Video Token Counting
Dynamic resolution and frame rate: samples video attarget_fps = 2, with the sampled frame count clamped to min_frames = 2 and max_frames = 256. Frames are smart-resized at the original aspect ratio so each frame fits within the total video patch budget max_patches_per_video = 131072.
- Patch size: 16 × 16 pixels.
- Spatial merge size: 2 × 2 = 4 spatial patches per token.
- Temporal patch size: 2 frames.
- Effective token cell: 32 × 32 pixels across 2 frames.
- Sampled frames:
clamp(duration_seconds × 2, 2, 256), rounded to a multiple of 2. - Token formula:
ceil(sampled_frames / 2) × ceil(width / 32) × ceil(height / 32). - Max video tokens:
131072is the per-video patch budget; the effective cap is about 16K video tokens per video.
Constraints
- Context window: 32K tokens (image + video + text + reasoning + answer all share the same budget).
- Supported MIME types:
image/png,image/jpeg,image/webp,video/mp4,video/webm.
Pricing
Pricing for Perceptron Mk1:- Input: $0.15 per million tokens ($0.15/MT)
- Output: $1.50 per million tokens ($1.50/MT)
Common Image Sizes
Token counts and costs for common image resolutions at native resolution.| Resolution | Dimensions | Native Patches | Tokens billed | Cost (Input) | Per 1K Images |
|---|---|---|---|---|---|
| 512×512 | 512×512 | 1,024 | 256 | $0.0000384 | $0.04 |
| VGA | 640×480 | 1,200 | 300 | $0.000045 | $0.05 |
| HD (720p) | 1280×720 | 3,600 | 900 | $0.000135 | $0.14 |
| 1024×1024 | 1024×1024 | 4,096 | 1,024 | $0.0001536 | $0.15 |
| Full HD (1080p) | 1920×1080 | 8,160 | 1,508* | $0.000226 | $0.23 |
| 2K | 2560×1440 | 14,400 | 1,508* | $0.000226 | $0.23 |
| 4K | 3840×2160 | 32,400 | 1,508* | $0.000226 | $0.23 |
| 8K | 7680×4320 | 129,600 | 1,508* | $0.000226 | $0.23 |
*Anything at or above ~Full HD exceeds the 6,144-patch cap and is server-side smart-resized down to ~1,508 tokens before tokenization (16:9 aspect ratio). The native counts in the “Native Patches” column are what the image would produce at original resolution — you’re billed for the post-resize tokens. Pre-resize client-side if you want to control resize quality or use a specific target resolution.
Common Video Costs
Attarget_fps = 2, frames sampled per second of input video. Tokens per video computed via the token formula above.
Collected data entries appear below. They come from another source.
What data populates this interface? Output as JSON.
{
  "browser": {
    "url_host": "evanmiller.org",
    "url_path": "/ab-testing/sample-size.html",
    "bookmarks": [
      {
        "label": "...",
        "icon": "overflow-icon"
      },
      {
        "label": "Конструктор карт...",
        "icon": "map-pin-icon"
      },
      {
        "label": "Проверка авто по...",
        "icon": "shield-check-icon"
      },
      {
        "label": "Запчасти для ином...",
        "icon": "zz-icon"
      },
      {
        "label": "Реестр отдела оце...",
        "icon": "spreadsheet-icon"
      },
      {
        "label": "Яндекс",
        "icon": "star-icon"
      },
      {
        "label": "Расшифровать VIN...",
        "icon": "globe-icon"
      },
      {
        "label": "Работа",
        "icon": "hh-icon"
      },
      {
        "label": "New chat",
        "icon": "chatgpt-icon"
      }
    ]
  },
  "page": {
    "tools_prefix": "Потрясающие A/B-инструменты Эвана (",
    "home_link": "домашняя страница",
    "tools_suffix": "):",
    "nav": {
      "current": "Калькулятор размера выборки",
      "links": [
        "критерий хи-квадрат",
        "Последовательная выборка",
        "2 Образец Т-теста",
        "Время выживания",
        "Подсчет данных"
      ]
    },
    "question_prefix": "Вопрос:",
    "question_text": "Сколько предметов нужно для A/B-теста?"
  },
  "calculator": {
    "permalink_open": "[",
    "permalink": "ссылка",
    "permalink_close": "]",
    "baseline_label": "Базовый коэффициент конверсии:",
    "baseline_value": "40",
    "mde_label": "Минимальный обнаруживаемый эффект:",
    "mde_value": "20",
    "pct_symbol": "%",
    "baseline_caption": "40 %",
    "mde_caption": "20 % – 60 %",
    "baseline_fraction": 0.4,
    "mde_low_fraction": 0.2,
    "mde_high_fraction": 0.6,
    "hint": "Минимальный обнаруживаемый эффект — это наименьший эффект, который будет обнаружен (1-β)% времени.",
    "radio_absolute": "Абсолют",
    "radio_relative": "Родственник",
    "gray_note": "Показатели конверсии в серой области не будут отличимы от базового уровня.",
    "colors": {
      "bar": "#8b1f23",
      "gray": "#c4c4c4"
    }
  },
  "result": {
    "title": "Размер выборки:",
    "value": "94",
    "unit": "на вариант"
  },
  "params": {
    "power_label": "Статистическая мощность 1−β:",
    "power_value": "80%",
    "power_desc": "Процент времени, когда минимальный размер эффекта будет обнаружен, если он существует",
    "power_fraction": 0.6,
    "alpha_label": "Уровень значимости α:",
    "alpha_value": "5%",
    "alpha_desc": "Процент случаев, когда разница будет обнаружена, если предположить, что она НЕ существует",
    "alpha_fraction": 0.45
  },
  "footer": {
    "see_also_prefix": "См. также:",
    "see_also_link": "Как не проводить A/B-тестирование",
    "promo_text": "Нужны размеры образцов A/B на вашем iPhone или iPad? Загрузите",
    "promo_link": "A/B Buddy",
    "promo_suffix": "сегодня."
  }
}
| Duration | Sampled Frames | Resolution | Tokens | Cost (Input) |
|---|---|---|---|---|
| 5 s | 10 | 720p (1280×720) | 4,600 | $0.000690 |
| 5 s | 10 | 1080p (1920×1080) | 10,200 | $0.001530 |
| 10 s | 20 | 720p | 9,200 | $0.001380 |
| 10 s | 20 | 1080p | 20,400 | $0.003060 |
| 30 s | 60 | 720p | 27,600 | $0.004140 |
| ≥128 s* | 256 (capped) | 720p smart-resized | ~16,000 | ~$0.00240 |
| 10 min* | 256 (capped) | smart-resized to fit budget | ~16,000 | ~$0.00240 |
*Beyond ~128 seconds, the sampler caps at 256 frames. Frames are smart-resized at the original aspect ratio so total patch count fits within
max_patches_per_video = 131072. The effective token cap is ~16K per video regardless of source duration or resolution. The 30 s × 1080p combination (61,200 tokens at native) exceeds the patch budget and triggers smart-resize in practice.Optimization Guidance
Recommended Resolutions
We recommend passing in the original resolution of the image. If the resolution approaches Mk1’s context budget, we recommend client-side preprocessing. Lower resolution can erode quality but may improve latency and reduce token counts.Video preprocessing
Practical implications of the Video Token Counting spec above:- Sampler caps clip length to ~128 seconds: at
target_fps = 2andmax_frames = 256, anything longer is truncated. - Frames are smart-resized at the original aspect ratio so the total patch count across all sampled frames fits within
max_patches_per_video = 131072. The more frames sampled, the lower each frame’s effective resolution.